NYFF: The Savoy King: Chick Webb & The Music That Changed America
His name came from a tough tumble down Baltimore stairs. They called him “Chicken” because that was the way he walked: wobbly and hunchbacked and sometimes a little alone around the schoolyard. They shortened the name to “Chick” because the single syllable rolled faster off the tongue. But Chick Webb had the grit to hawk newspapers and saved up enough dough for a drum kit. They figured he might build up his upper body strength if they kept him hammering young and long and hard on the drums.
They could not know he would become a big draw at a very big venue: the legendary Savoy Ballroom, immortalized in music with an indelible stomp, the rare place where blacks and whites hopped together on the same hard floor. They could not know how he would woo and shape Ella Fitzgerald’s talent shortly after her fateful appearance at the Apollo. They could not know how Chick would rehearse new arrangements from new composers, the band fueled by mescal and Mary Jane, into the sunrise. They could not know that if you hung around the Savoy long enough, you would have Chick’s respect. Because sticking around was how Chick had made it this far and this good. They could not know he would lead the first black band to host a national radio show. They could not know he would be dead only four months after his 34th birthday. Or maybe it was his 30th? Why not print the legend?
The biggest surprise about Jeff Kaufman’s documentary, The Savoy King: Chick Webb & The Music That Changed America, is how Chick Webb’s mesmerizing life is diminished by the clumsy collection of stray biographical tidbits (Chick liked motorcycles, Chick was a snappy dresser, Chick had a German Shepherd), which don’t quite coalesce into a true narrative trajectory until the film stretches itself across a more expansive canvas. The film serves up many prominent voices (Bill Cosby as Webb, Janet Jackson as Fitzgerald, Jeff Goldbum as Artie Shaw, Andy Garcia as Mario Bauzá, and so forth) as profound movers and shakers in the 1920s and 1930s swing scene. But when we know Chick argued with Jelly Roll Morton, why do we need the former Jello pitchman? This minor dissonance also hinders the film from fully portraying or explicating Chick’s innovative drumming (“He sounded very different from any of the other drummers,” says one subject, to which one must ask, “Care to elaborate?”).
Chick Webb was so legendary that the Harlem streets were congested with more than 10,000 people on the day he died. Gene Krupa said that Webb was the only other drummer who “cut” him. In light of these vital details, it’s surprising that Kaufman races too fast over such details as Chick’s loyalty to his longtime guitarist John Truehart, the only member of Chick’s band who kept with him all the way through, and is sometimes too willing to buy into the Webb myth. (For example, Charles Linton told biographer Stuart Nicholson that Webb only said that he adopted Ella Fitzgerald “for the press people,” yet Kaufman is quite willing to go on with the mythos of Webb as Fitzgerald’s legal guardian.)
When many of the charming survivors (especially the ebullient choreographer Frankie Manning, captured here in his final years and in remarkable shape) are happy to spill Kaufman the story, why have other people get in the way? The Savoy King has greater success with dodgy-looking visual aids (such as the Indiana Jones-like map depicting Chick’s relentless touring schedule across the States in 1937) than the high-profile vocal cast.
But when the film shows the Savoy’s impact on American culture, displaying its contours with a computer simulation of the Savoy’s interior, it becomes a more meaningful exploration of the swing scene.
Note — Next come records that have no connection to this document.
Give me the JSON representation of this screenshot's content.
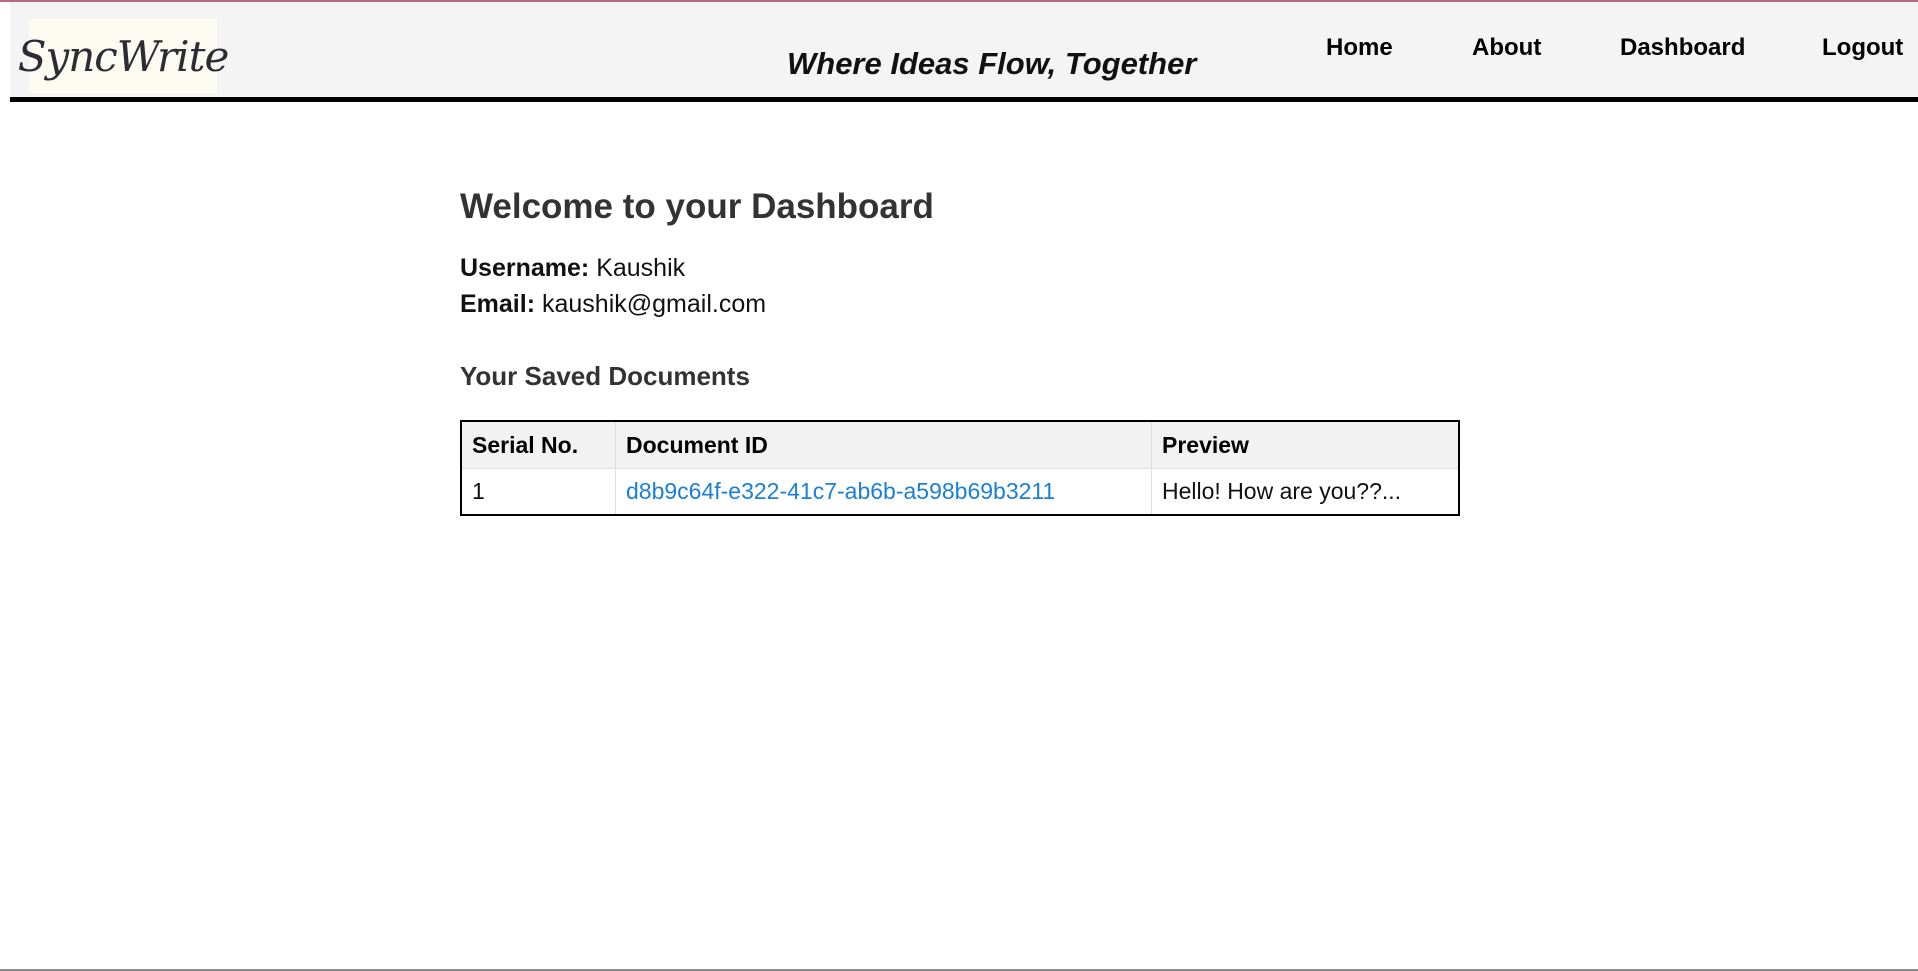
{
  "header": {
    "logo_text": "SyncWrite",
    "tagline": "Where Ideas Flow, Together",
    "nav": {
      "home": "Home",
      "about": "About",
      "dashboard": "Dashboard",
      "logout": "Logout"
    }
  },
  "main": {
    "title": "Welcome to your Dashboard",
    "username_label": "Username:",
    "username_value": "Kaushik",
    "email_label": "Email:",
    "email_value": "kaushik@gmail.com",
    "documents_title": "Your Saved Documents",
    "table": {
      "headers": [
        "Serial No.",
        "Document ID",
        "Preview"
      ],
      "rows": [
        {
          "serial": "1",
          "document_id": "d8b9c64f-e322-41c7-ab6b-a598b69b3211",
          "preview": "Hello! How are you??..."
        }
      ]
    }
  },
  "colors": {
    "link": "#1a7fd6",
    "navbar_bg": "#f4f4f4",
    "accent_line": "#b56a86"
  }
}
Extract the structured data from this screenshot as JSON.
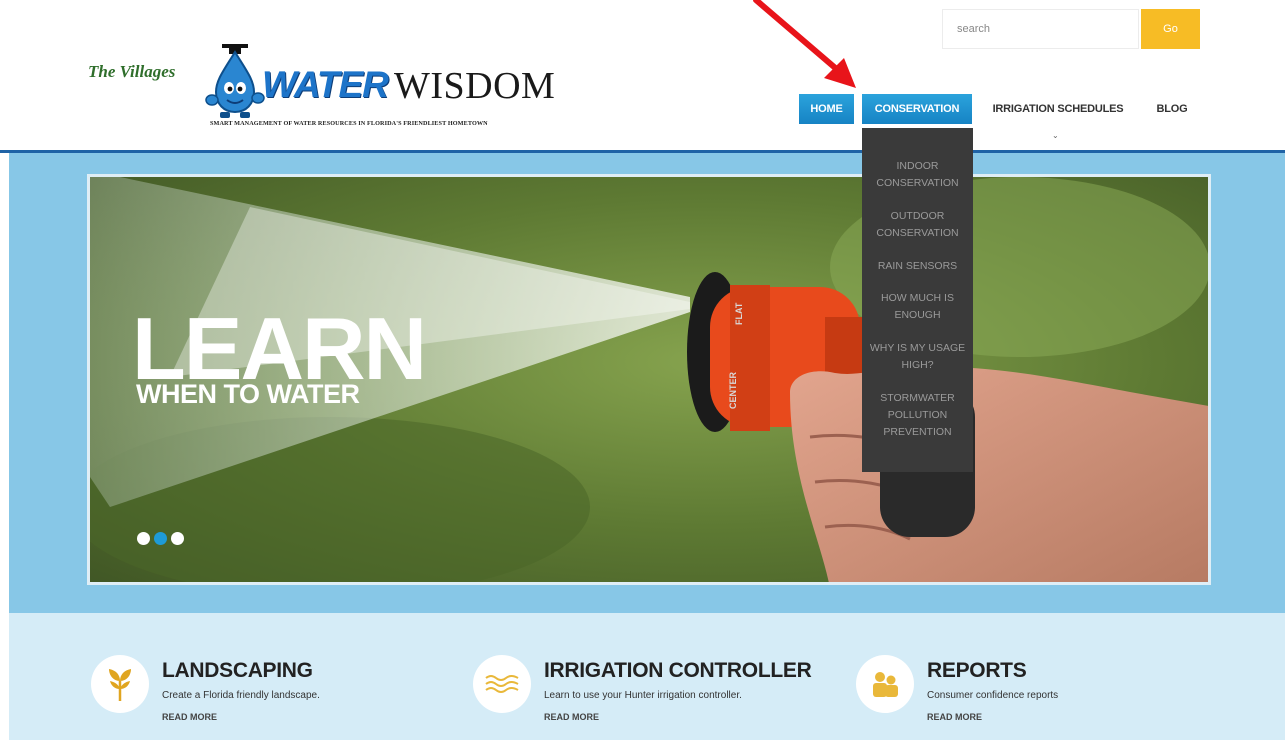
{
  "logo": {
    "villages": "The Villages",
    "water": "WATER",
    "wisdom": "WISDOM",
    "tagline": "SMART MANAGEMENT OF WATER RESOURCES IN FLORIDA'S FRIENDLIEST HOMETOWN"
  },
  "search": {
    "placeholder": "search",
    "button": "Go"
  },
  "nav": {
    "home": "HOME",
    "conservation": "CONSERVATION",
    "irrigation": "IRRIGATION SCHEDULES",
    "blog": "BLOG",
    "caret": "⌄"
  },
  "dropdown": [
    {
      "label": "INDOOR CONSERVATION"
    },
    {
      "label": "OUTDOOR CONSERVATION"
    },
    {
      "label": "RAIN SENSORS"
    },
    {
      "label": "HOW MUCH IS ENOUGH"
    },
    {
      "label": "WHY IS MY USAGE HIGH?"
    },
    {
      "label": "STORMWATER POLLUTION PREVENTION"
    }
  ],
  "hero": {
    "headline": "LEARN",
    "subheadline": "WHEN TO WATER",
    "nozzle_text_1": "CENTER",
    "nozzle_text_2": "FLAT",
    "slides": 3,
    "active_slide": 2
  },
  "features": [
    {
      "title": "LANDSCAPING",
      "description": "Create a Florida friendly landscape.",
      "link": "READ MORE",
      "icon": "plant-icon"
    },
    {
      "title": "IRRIGATION CONTROLLER",
      "description": "Learn to use your Hunter irrigation controller.",
      "link": "READ MORE",
      "icon": "water-waves-icon"
    },
    {
      "title": "REPORTS",
      "description": "Consumer confidence reports",
      "link": "READ MORE",
      "icon": "people-icon"
    }
  ],
  "colors": {
    "nav_blue": "#1683c4",
    "accent_yellow": "#f7bc25",
    "hero_band": "#87c7e7",
    "features_band": "#d5ecf7",
    "dropdown_bg": "#3a3a3a",
    "annotation_red": "#e8141a"
  }
}
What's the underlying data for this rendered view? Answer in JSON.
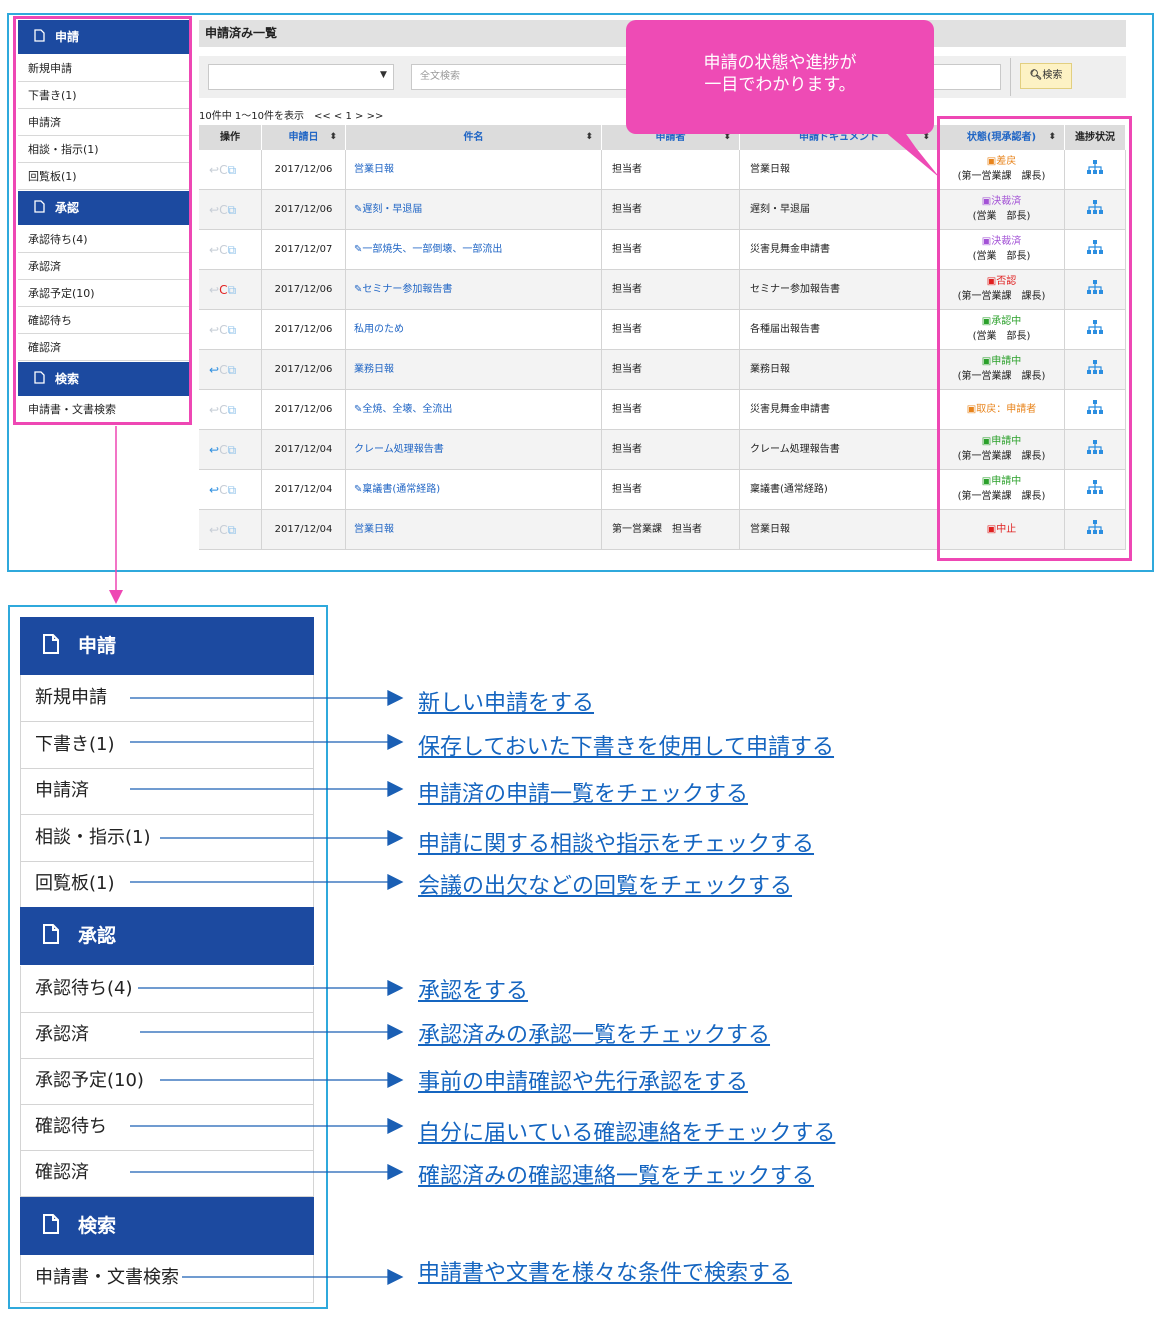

The film obviously worked on some level with me, because I am playing Ella Fitzgerald as I write these words and I have a great desire right now to time travel back to the fateful evening of May 11, 1937, when Chick Webb and Benny Goodman duked it out in a battle of the bands at the Savoy. When the film reminds us that there were clubs in which a racist rope separated the dance floor down the middle and when it tells us that, in other clubs, blacks had to pay the same admission as whites to watch an act from the balcony (and weren’t allowed to dance) and when we recall that even the much vaunted Cotton Club would not admit African Americans, the Savoy’s pioneering efforts, taken with what others remember of Chick’s great generosity and energy, feel like a forgotten historical chapter that can’t be reread often enough.